Frieze Art Fair

This morning on my way to play rugby in Regent's Park I walked through the Frieze Art Fair sculpture park. Some of them I just don't understand, but two stood out for me. Firstly, Dan Graham's aptly named 'Rectangle Inside ¾ Cylinder'. It's made from curves of a mirrored glass so you can see through it as well as your own reflection. I'm sure this probably wasn't what he had in mind, but the falling leaves and chill in the Autumn air seemed to suit the ethereal ghost-like reflections perfectly, so, to me, it really fitted in. For those interested, it also reminded me of a poem by Amy Levy called 'In the Mile End Road'. (I'm in a fairly scientific career path at the moment, so I quite like to revel in culture sometimes!).

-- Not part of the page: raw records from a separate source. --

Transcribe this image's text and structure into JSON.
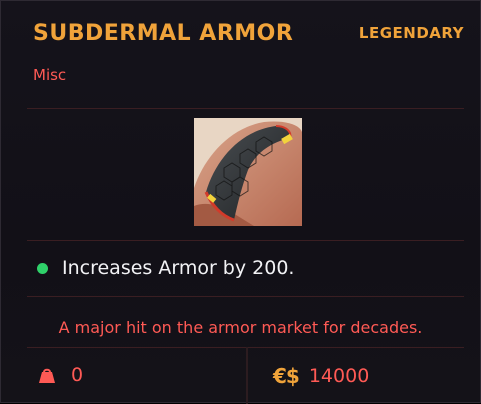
{
  "item": {
    "name": "SUBDERMAL ARMOR",
    "rarity": "LEGENDARY",
    "category": "Misc",
    "image_icon": "subdermal-armor-icon"
  },
  "stats": [
    {
      "text": "Increases Armor by 200.",
      "color": "#2fd16a"
    }
  ],
  "description": "A major hit on the armor market for decades.",
  "footer": {
    "weight_icon": "weight-icon",
    "weight": "0",
    "currency_symbol": "€$",
    "price": "14000"
  },
  "colors": {
    "rarity": "#f0a33a",
    "accent_red": "#ff5a55",
    "background": "#13111a"
  }
}
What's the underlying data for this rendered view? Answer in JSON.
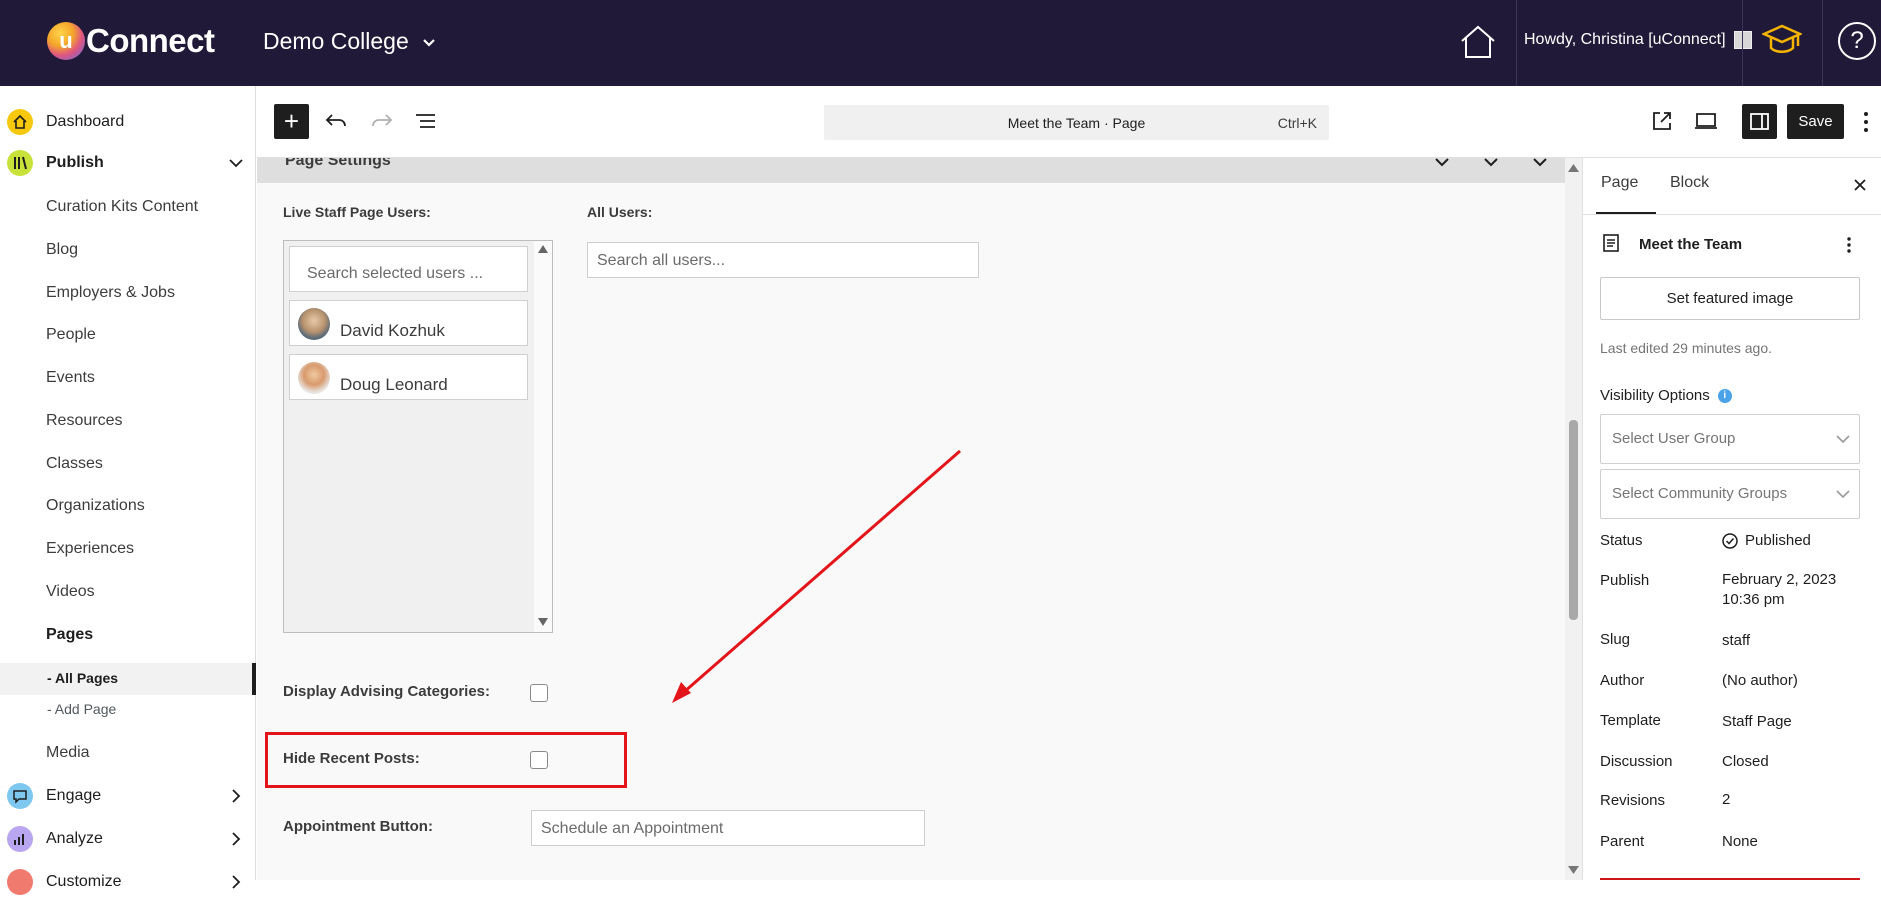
{
  "topbar": {
    "logo_letter": "u",
    "logo_text": "Connect",
    "college": "Demo College",
    "howdy": "Howdy, Christina [uConnect]"
  },
  "sidebar": {
    "dashboard": "Dashboard",
    "publish": "Publish",
    "items": [
      "Curation Kits Content",
      "Blog",
      "Employers & Jobs",
      "People",
      "Events",
      "Resources",
      "Classes",
      "Organizations",
      "Experiences",
      "Videos"
    ],
    "pages": "Pages",
    "all_pages": "All Pages",
    "add_page": "Add Page",
    "media": "Media",
    "engage": "Engage",
    "analyze": "Analyze",
    "customize": "Customize"
  },
  "toolbar": {
    "command_title": "Meet the Team · Page",
    "command_shortcut": "Ctrl+K",
    "save": "Save"
  },
  "editor": {
    "section_title": "Page Settings",
    "live_staff_label": "Live Staff Page Users:",
    "all_users_label": "All Users:",
    "search_selected_placeholder": "Search selected users ...",
    "search_all_placeholder": "Search all users...",
    "selected_users": [
      "David Kozhuk",
      "Doug Leonard"
    ],
    "display_advising_label": "Display Advising Categories:",
    "hide_recent_label": "Hide Recent Posts:",
    "appointment_label": "Appointment Button:",
    "appointment_placeholder": "Schedule an Appointment"
  },
  "panel": {
    "tab_page": "Page",
    "tab_block": "Block",
    "page_title": "Meet the Team",
    "featured_button": "Set featured image",
    "last_edited": "Last edited 29 minutes ago.",
    "visibility_label": "Visibility Options",
    "select_user_group": "Select User Group",
    "select_community": "Select Community Groups",
    "rows": [
      {
        "k": "Status",
        "v": "Published"
      },
      {
        "k": "Publish",
        "v": "February 2, 2023"
      },
      {
        "k": "Slug",
        "v": "staff"
      },
      {
        "k": "Author",
        "v": "(No author)"
      },
      {
        "k": "Template",
        "v": "Staff Page"
      },
      {
        "k": "Discussion",
        "v": "Closed"
      },
      {
        "k": "Revisions",
        "v": "2"
      },
      {
        "k": "Parent",
        "v": "None"
      }
    ],
    "publish_time": "10:36 pm"
  }
}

The second one I liked was a giant red fork with the tines sticking into the ground, entitled 'Pitchfork: Colour Blue' by Michael Craig-Martin. I don't have a clue what it's about, but a big fork means big meals, and I'm a massive foodie. Ok, actually I found this transcript of a radio interview with him in which Craig-Martin makes the point that the pitchfork won't work without earth to dig "or it isn't really a pitchfork". Similarly, a "light-bulb needs electricity" and "a socket to go into". So he's saying that these everyday objects need something that's absent in order to work. He develops this line of thought by saying that as these are "the most human of objects" without a human presence they'e also useless. I suppose this could be applied to humanity as a whole- people make other people work. I like this idea- unify mankind and all that. Very uplifting! How we're meant to get that from a pitchfork sticking in the ground I don't know. And it's still not blue.